A while back, I wrote about how, originally the game had an idea of "trade routes" as adjacencies between players' cities, but my good friend John Velonis (designer of, among other things, a really fun beer and pretzels game, Venus Needs Men) observed that these were a pain to visualize, and additionally weren't entirely historical -- trade routes were about access to resources that were far flung over a vast geography. This prompted an addition to the board of "trade good" spaces (the star spaces that show up in the image in this post) and of "caravans" (think Settlers road pieces) that players use to connect their cities to those trade goods. In the present ruleset, connections to trade goods are a scoring category, but connecting caravans to other players' cities or to trade goods let you increase your heritage and other players' caravans that touch your cities authorize you to hit them up for tribute.
Now the nice thing about this is that, somewhat like Knizia's Lord of the Rings, different player counts give a different feel. The more players in the game, the more potential cities you can connect to (more access to heritage) but the more exposed you are to tribute demands from other players (and of course the more players you can potentially collect from). With fewer players, you can still get heritage from your caravans, but you'll have to build longer routes to reach all the stars (at the same time incurring less tribute risk), or you can rely more on the other means of acquiring heritage.

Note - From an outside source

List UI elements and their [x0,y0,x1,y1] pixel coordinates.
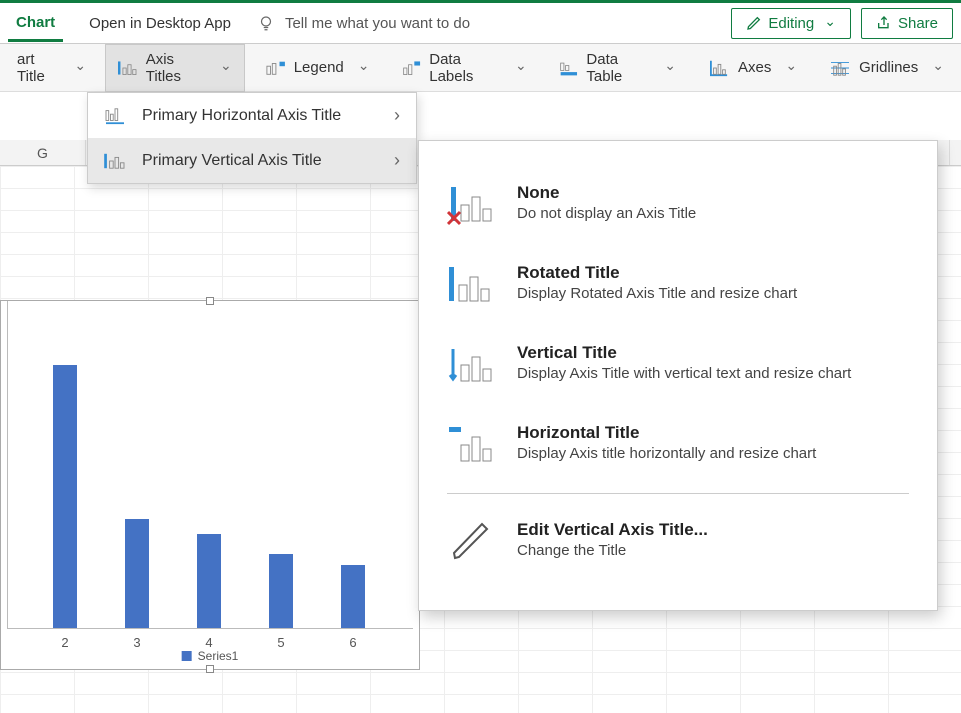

But what took me a while to realize was that, for the first time, none of the core scoring mechanisms depend on the presence of other players, and in fact, it's possible to play the game solo. I've tested a solo variant a number of times now, and it seems to play pretty well. I'm hoping it will end up included in the ruleset inside the game's box. It's a variant because it does include two ghost civs, which exist merely to give you someone to attack (so military development is still a plausible path) and to give you some risk that you have to factor into your plans. The AI for the ghost civs is trivially simple -- when population grows, they add a warrior in each of their territories, and each time you roll a 6 when testing for the end of a generation, one of them attacks one of your territories. (Since the game lasts 21-24 turns, statistically you'll face about 3-4 attacks per game, and this feels just about right). They don't build or advance or anything like that, so you have to do the legwork of caravaning mentioned above by yourself, and there's no one to discover new techs on the tech tree for you, so scores are probably a bit lower on average, but it's still a fun way to get to play the game and a good way either to learn the game or to play around in the sandbox and try some new strategies.
I don't know if players who only plan to play solo would seek to acquire the game just for solo play, but I do think it provides a pretty similar experience with only a very few simple additional rules, so it has some value. And it would be neat to be able to say that the game seats 1-6 players; I don't think too many civ games can say that. Because the lion's share of the game time happens in the simultaneous action planning, the game length shouldn't really change much with player count in principle, but of course in practice 5 or 6 players will generally take longer to play than 1-2 players.